In der Umweltpolitik wurden Politikbereiche erweitert bzw. einige neue Politikbereiche aufgenommen, darunter auch die Bekämpfung des Klimawandels. Dies gilt auch für die Energiepolitik, die sich nunmehr mit Fragen der Solidarität, der Energieversorgungssicherheit und der entsprechenden Vernetzung beschäftigt. Darüber hinaus können die Rechte des geistigen Eigentums, Sport, Raumfahrt, Tourismus, Katastrophenschutz und Verwaltungszusammenarbeit Gegenstand der Rechtsetzung der EU werden.
Im Bereich der Sicherheits- und Verteidigungspolitik (5.1.2) ist in den Vertrag von Lissabon eine Klausel über gegenseitige Verteidigung aufgenommen worden, in der festgelegt wird, dass alle Mitgliedstaaten verpflichtet sind, einem Mitgliedstaat, der angegriffen wird, zu helfen. Eine Solidaritätsklausel sieht vor, dass die Union und alle ihre Mitgliedstaaten einem Mitgliedstaat, der von einer Naturkatastrophe, einer von Menschen verursachten Katastrophe oder einem Terroranschlag betroffen wurde, jede erdenkliche Hilfe leisten.
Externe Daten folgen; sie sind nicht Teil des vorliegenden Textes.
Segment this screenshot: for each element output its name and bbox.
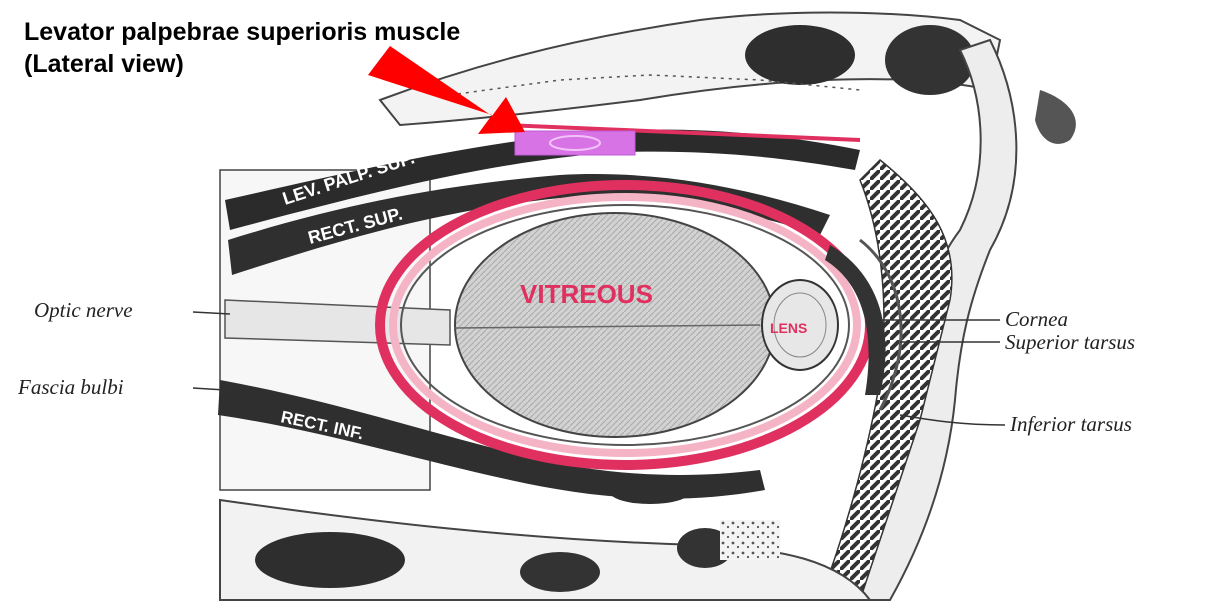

Eine „ständige strukturierte Zusammenarbeit“ steht allen Mitgliedstaaten offen, die sich an europäischen Militärausrüstungsprogrammen beteiligen und Kampfeinheiten stellen wollen, die für den sofortigen Einsatz bereitstehen. Für die Einrichtung einer solchen Zusammenarbeit ist eine qualifizierte Mehrheit im Rat nach Anhörung des VP/HR erforderlich.
Rolle des Europäischen Parlaments
Siehe 1.1.4 über die Beiträge des Parlaments zum Europäischen Konvent und seine Beteiligung an früheren Regierungskonferenzen. Zur Regierungskonferenz 2007, die unter portugiesischem Ratsvorsitz stattfand und zur Unterzeichnung des Vertrags von Lissabon führte, entsandte das Parlament zum ersten Mal drei Vertreter.
Fast ein Jahrzehnt nach der Unterzeichnung des Vertrags von Lissabon stellte das Parlament fest, dass einige seiner Bestimmungen nicht voll ausgeschöpft werden. Deshalb nahm es am 16. Februar 2017 eine Entschließung zur Verbesserung der Funktionsweise der Europäischen Union durch Ausschöpfung des Potenzials des Vertrags von Lissabon an. Diese Entschließung umfasst eine Reihe von Empfehlungen dazu, wie dieses Potenzial genutzt werden kann, um die Fähigkeit der Union zur Bewältigung der globalen Herausforderungen von heute zu stärken.
Am gleichen Tag nahm das Parlament eine weitere Entschließung zu möglichen Entwicklungen und Anpassungen der derzeitigen institutionellen Struktur der Europäischen Union an, die konkrete Vorschläge für Vertragsreformen enthält.
Die EU ist zuletzt mit mehreren Krisen, insbesondere im Zusammenhang mit dem Brexit, der Rechtsstaatlichkeit, dem mehrjährigen Finanzrahmen, der COVID-19-Pandemie und dem Überfall Russlands auf die Ukraine konfrontiert gewesen bzw. immer noch konfrontiert. Der Umgang mit diesen Krisen ließ erneut Mängel im derzeitigen Verwaltungssystem zutage treten, und die mangelnde Effizienz der Entscheidungsprozesse ist einer der Gründe dafür, dass die Unterstützung der Öffentlichkeit für das europäische Projekt schwindet. Als Reaktion auf die aktuellen Herausforderungen riefen die EU-Organe am 10. März 2021 die Konferenz zur Zukunft Europas ins Leben, die den Bürgern ein Mitspracherecht bei der Umgestaltung der EU und der Steigerung der Wirksamkeit und Transparenz ihrer Beschlussfassungsverfahren geben sollte. Am 9. Mai 2022 hat die Konferenz ihre Arbeit abgeschlossen, aus der 49 Vorschläge hervorgegangen sind, von denen einige Änderungen der EU-Verträge erfordern. Infolgedessen nahm das Europäische Parlament am 9. Juni 2022 eine Entschließung zu der „Forderung nach einem Konvent zur Überarbeitung der Verträge“, am 11. Juli 2023 eine Entschließung zur Umsetzung von Passerelle-Klauseln in den EU-Verträgen und am 22. November 2023 eine Entschließung zu Vorschlägen zur Änderung der Verträge an. Indem es den Europäischen Rat nachdrücklich aufgefordert hat, einen Konvent zur Überarbeitung der Verträge einzuberufen, möchte das Parlament die Gesetzgebungsverfahren modernisieren, um die derzeitigen Herausforderungen anzugehen und der EU mehr Wirksamkeit zu verleihen.